Un hombre vino entonces corriendo desde el fuerte, perseguido por fuego de mosquetes, que sin embargo no le alcanzó. Declaró, casi sin aliento, que era un súbdito leal del rey Jorge y que quería servir en nuestras filas. Al ser interrogado dijo que los mil hombres del fuerte estaban sumidos en gran consternación, esperando que nosotros los atacáramos y asaltáramos inmediatamente. Con el destacamento de nuestras compañías de flanco para la división del general Fraser, el Noveno quedaba reducido a menos de doscientos hombres, incluyendo los oficiales. El coronel Hill envío por tanto un mensaje al general Burgoyne, pidiendo apoyo, pues el resto de nuestra brigada estaba a unos quince kilómetros de distancia. El supuesto desertor se escapó entonces, y resultó que había sido enviado a espiar nuestra debilidad: al cabo de media hora los americanos se precipitaron fuera del fuerte con gran furia y vocerío.

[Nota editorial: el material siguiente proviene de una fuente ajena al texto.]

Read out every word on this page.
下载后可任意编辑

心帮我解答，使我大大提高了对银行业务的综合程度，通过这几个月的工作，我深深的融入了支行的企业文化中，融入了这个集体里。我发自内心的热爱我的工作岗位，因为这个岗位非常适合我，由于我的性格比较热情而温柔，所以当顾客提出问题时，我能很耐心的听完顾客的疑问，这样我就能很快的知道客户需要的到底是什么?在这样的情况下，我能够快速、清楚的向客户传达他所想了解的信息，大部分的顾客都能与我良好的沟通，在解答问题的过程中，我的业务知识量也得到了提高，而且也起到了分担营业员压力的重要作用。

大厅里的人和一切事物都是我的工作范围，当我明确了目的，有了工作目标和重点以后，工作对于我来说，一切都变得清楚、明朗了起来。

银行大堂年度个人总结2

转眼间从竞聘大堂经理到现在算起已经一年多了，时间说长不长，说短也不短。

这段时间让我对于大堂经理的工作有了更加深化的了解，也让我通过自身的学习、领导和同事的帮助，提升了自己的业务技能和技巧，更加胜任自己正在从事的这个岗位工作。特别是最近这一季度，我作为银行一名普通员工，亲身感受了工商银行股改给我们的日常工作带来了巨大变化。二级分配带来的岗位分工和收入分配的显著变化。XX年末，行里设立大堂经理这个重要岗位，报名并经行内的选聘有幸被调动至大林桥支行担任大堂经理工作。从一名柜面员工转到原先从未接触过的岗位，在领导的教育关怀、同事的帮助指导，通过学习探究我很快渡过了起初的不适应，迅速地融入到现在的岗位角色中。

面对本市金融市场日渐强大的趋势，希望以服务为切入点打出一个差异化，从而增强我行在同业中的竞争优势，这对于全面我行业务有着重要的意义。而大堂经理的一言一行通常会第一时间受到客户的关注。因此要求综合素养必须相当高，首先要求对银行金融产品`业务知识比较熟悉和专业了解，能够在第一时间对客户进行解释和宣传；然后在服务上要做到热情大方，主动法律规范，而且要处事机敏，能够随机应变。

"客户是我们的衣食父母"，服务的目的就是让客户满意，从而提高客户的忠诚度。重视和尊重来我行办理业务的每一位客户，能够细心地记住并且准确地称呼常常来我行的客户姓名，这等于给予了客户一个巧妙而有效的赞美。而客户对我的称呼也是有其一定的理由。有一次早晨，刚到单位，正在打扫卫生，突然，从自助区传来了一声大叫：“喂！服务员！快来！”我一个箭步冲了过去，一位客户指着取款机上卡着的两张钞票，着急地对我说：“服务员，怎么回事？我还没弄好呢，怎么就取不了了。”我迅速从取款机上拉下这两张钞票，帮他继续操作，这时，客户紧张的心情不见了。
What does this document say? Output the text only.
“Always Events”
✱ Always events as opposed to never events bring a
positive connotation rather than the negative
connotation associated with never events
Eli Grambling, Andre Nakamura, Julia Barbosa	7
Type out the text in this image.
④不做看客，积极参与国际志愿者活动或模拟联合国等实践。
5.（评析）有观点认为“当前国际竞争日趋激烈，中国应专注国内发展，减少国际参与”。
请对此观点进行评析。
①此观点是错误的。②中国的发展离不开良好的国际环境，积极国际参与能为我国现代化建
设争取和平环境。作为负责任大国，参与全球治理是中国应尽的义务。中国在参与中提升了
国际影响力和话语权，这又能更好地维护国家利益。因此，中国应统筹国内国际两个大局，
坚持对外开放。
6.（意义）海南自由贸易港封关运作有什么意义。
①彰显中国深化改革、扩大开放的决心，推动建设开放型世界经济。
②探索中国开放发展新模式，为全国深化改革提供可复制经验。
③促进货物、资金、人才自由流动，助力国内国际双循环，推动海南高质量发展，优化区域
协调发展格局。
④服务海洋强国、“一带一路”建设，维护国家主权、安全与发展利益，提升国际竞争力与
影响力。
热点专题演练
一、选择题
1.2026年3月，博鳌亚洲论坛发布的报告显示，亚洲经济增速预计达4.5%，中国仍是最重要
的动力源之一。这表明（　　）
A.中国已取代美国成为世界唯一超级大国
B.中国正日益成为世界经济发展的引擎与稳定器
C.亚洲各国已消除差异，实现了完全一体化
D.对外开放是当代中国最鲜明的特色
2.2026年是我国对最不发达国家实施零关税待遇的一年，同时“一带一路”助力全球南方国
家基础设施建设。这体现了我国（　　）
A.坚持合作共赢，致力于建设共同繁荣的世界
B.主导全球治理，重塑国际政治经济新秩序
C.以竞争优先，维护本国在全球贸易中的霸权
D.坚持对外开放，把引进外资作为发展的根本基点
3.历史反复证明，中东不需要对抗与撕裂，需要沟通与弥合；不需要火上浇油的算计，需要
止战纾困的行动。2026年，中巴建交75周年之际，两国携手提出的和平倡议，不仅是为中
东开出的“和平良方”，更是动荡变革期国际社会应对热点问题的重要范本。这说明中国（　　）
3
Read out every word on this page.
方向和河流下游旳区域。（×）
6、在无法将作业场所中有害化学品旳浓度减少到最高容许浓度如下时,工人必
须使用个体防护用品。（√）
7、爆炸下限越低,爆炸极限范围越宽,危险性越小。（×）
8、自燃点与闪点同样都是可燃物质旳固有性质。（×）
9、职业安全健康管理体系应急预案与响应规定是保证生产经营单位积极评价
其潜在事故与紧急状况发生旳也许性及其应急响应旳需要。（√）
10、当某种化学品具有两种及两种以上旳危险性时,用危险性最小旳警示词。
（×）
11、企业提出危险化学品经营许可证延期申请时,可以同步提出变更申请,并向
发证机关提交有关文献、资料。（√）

Los centinelas dispararon inmediatamente sus armas, y sus camaradas se apresuraron a salir del bosque a prestarles ayuda. Varios americanos cayeron. Desde donde estaba yo con el doctor Shelly, llevando en la mano su caja de instrumentos y vendajes, no podía ver nada, pues los bosques eran muy espesos; pero el capitán Montgomery pasó junto a nosotros con su compañía y le seguimos. El estrépito de la mosquetería en un bosque denso es terrible; las descargas resuenan de un árbol a otro y las balas pasan silbando entre las ramas. Toda nuestra línea se mantuvo firme y matamos a un buen número de hombres; pero el resto penetró por nuestro flanco derecho y podíamos oír a sus oficiales, que gritaban: «¡Adelante, adelante!» El coronel Hill nos sometió entonces a una severa prueba de instrucción mandándonos cargar de frente y retirarnos colina arriba hacia la izquierda. En ese momento, un grupo de americanos avanzó hacia nosotros disparando; el capitán Montgomery cayó herido en el muslo, del cual manó la sangre como de una fuente. El doctor Shelly acababa de curar la herida de otro hombre con mi ayuda. Corrió rápidamente al lado del capitán y me dijo:
—Sargento Lamb, mientras yo aprieto la arteria, póngale el torniquete y apriételo bien al borde de la herida.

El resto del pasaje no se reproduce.